EATLAC officially launched in 2019, with the help of funding from California Department of Food & Agriculture. Led by project directors Marco and Erin DiCaprio, PhD, a food safety expert and extension specialist at UC Davis, the EATLAC team is composed of grad and undergrad students helping to develop science-based guidance on fermented vegetables and fruits. Resources being developed in the project include recipes, consumer surveys, and webinars. This information will be available to the general public, from home fermenters to commercial producers.
The name EATLAC stands for Evaluating And Testing Lacto-ferments Across the Country, but LAC is also a play on words for lactic acid bacteria, the beneficial bacteria present in fermented foods.
Project objectives include:
- Developing educational materials on fermented foods.
- Conducting public education workshops on fermented foods.
- Measuring the bioactive properties of unpasteurized (fresh) fermented fruits and vegetables produced from specialty crops in California.
- Disseminating research findings to food processors.
“It is very important to spread reliable information and vetted recipes so that everyone can create something that is great but, more importantly, safe,” says Zoe Mitchell, undergraduate student at UC Davis. “Fermentation requires that food be left out on the counter (in the microbial temperature danger zone) for days on end. To create a safe fermentation environment that supports the growth of the microbes we want, recipe ingredients include things like acid and salt to inhibit pathogens. However, because just a little too much or too little of these ingredients can grow the wrong and potentially dangerous microorganisms, it is paramount to have reliable sources.”

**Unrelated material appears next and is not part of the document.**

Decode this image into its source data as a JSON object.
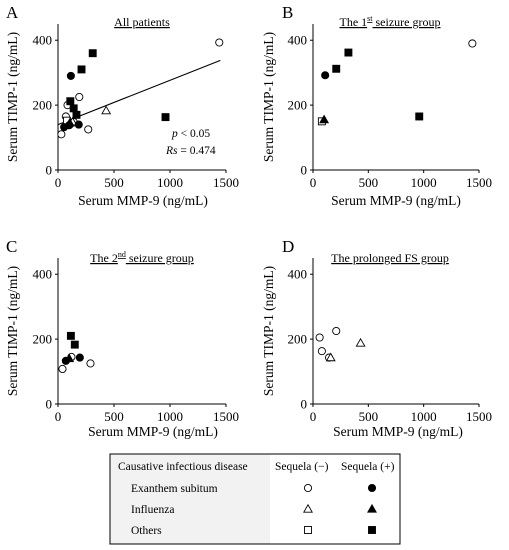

An important role of the student team, Marco says, is to “perform laboratory research to study the microbiota and bioactive properties in fermented fruits and vegetables.” Students will also be responsible for developing informational materials on fermented fruits and vegetables and run the social media accounts.
Natália Ribeiro, doctoral student at UC Davis, has developed aspects of the project communication. She manages the EATLAC Instagram account, coordinates the posts on FaceBook, and is helping create fermentation fact sheets that will be available on the website. Riberio says she decided to join the project because she wanted to study further the health benefits of fermentation.
“There’s so much more to know about fermented foods and map out. We want to spread that information in a more validated way,” Riberio says. “People associate fermented foods with flavor, but in a society where we see so many people dealing with diseases, making fermented foods part of your habits could actually alleviate or improve your health in a very easy and even tasty way. Educating people about what is known (and not) is important.”
Since most of the team is not allowed to be in the laboratory due to the pandemic, they are collecting home ferments for analysis. EATLAC is calling on home fermenters around the country to send in their fresh fruit or vegetable ferments. Fresh ferments are samples taken right after fermentation, before refrigeration. The research group will then study the nutritional content and beneficial bacteria. Mitchell adds this allows the team “to create an extensive database on the microbial ecology of various fermentations.” Elements like ingredients, location, salt percentage and vessel type are all tracked to see how these factors affect fermentation.
The team is currently studying samples from home during the COVID-19 pandemic, but they’re anxious to return to the lab.
“There is a great and long history of food fermentation research at UC Davis,” Marco notes. The team will update existing informational resources and write new ones within EATLAC.